How does moxibustion work?
There is still no clear explanation how moxibustion really works. Some believe that it works the same way as other heat-based treatments like warming creams, heat packs, hot tubs, and saunas. While a lot of Westerners are familiar with these treatments for localized pain, in Chinese medicine, heat is a major factor for alleviating whole-body and more systemic complaints.
Who can be treated with moxibustion?
As yang or fire is the most important factor in moxibustion, the treatment is most often used to eliminate yin or cold stagnation and the symptoms associated with it. From a Western medicine perspective, common problems that are related to cold stagnation include:
- Low mood and depression
- Arthritis and joint pain
- Weak immunity
- Fluid retention
- Cold hypersensitivity
- Weak digestion
- Hypoglycemia (low blood sugar)
Slowly but surely, Western medical research has validated the efficacy of moxibustion in treating those aforementioned ailments. A placebo-controlled clinical trial showed that moxibustion was extremely helpful in the treatment of osteoarthritis. The researchers wrote the following at the end of the study:
Moxibustion therapy is inexpensive, easy to administer, and simple. It also is an easily replicable treatment than acupuncture, which is subject to changes caused by the various needling methods of various practitioners. The results indicate that traditional moxibustion is an easy-to-use, effective, and safe therapy that can serve as an adjunct to conventional medicine for improving function and relieving pain in patients suffering from osteoarthritis of the knee.
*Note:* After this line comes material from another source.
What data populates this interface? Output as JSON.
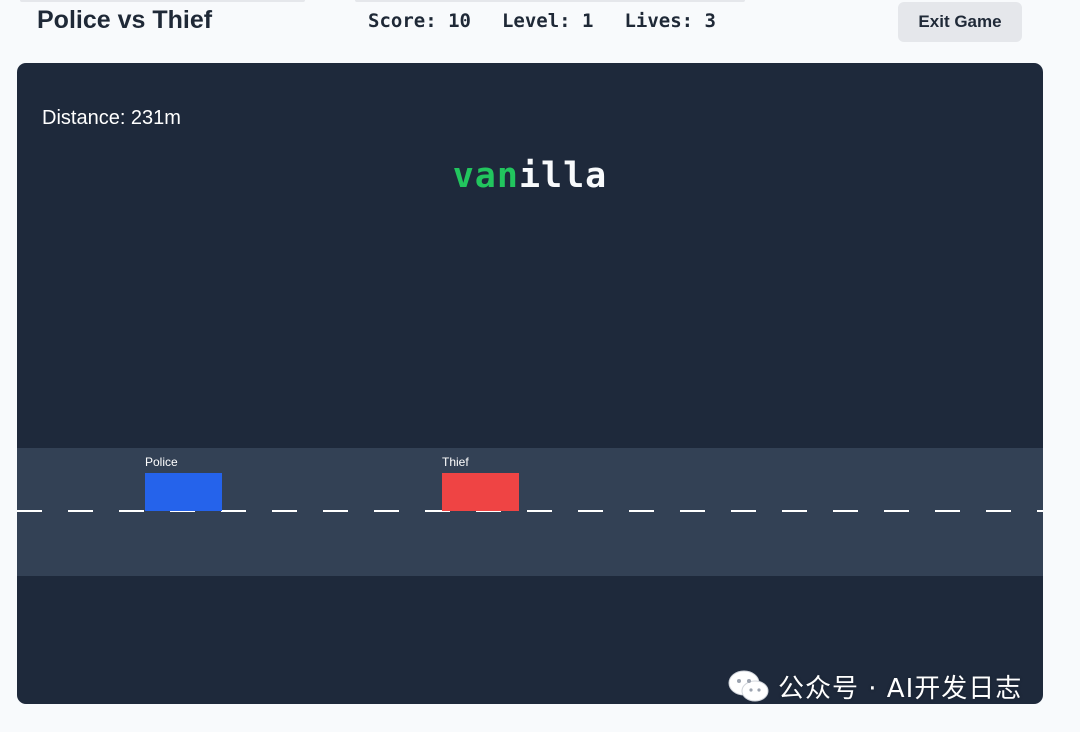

Scientists in another unrelated study performed indirect moxibustion on a couple of acupuncture points in 42 patients suffering from autoimmune hypothyroidism (Hashimoto’s thyroiditis). They observed that combined with prescription drugs, the group given moxa therapies experienced better thyroid function than the group treated with medications only.
For women, one of the greatest and most intriguing benefits of moxibustion is its ability to turn breech babies (babies who are upside down at term). Almost all (90 percent) of breech babies are birthed via cesarean section. Naturally, most women would prefer a natural birth. New research reveals that when combined with acupuncture and/or postural techniques, moxibustion can help turn babies over in a manner they are in a less dangerous position at birth. This is perhaps due to the ability of moxibustion to stimulate uterine contractions which can turn breech babies gently around.
To date, the therapeutic qualities of moxibustion, like acupuncture, have been supported by a fair amount of clinical research. With a better understanding of this ancient healing art, further studies will soon be looking into its mechanisms and uses.
For people who have had zero success with other treatments, moxibustion can be the answer to their predicament. Therefore, for those still suffering from a different number of health issues, moxibustion is a highly suggested option after they’ve tried both alternative and mainstream therapies. Some practitioners provide their patients instructions on how to perform moxibustion on themselves. As with most traditional Chinese treatments, sustained and consistent application is vital.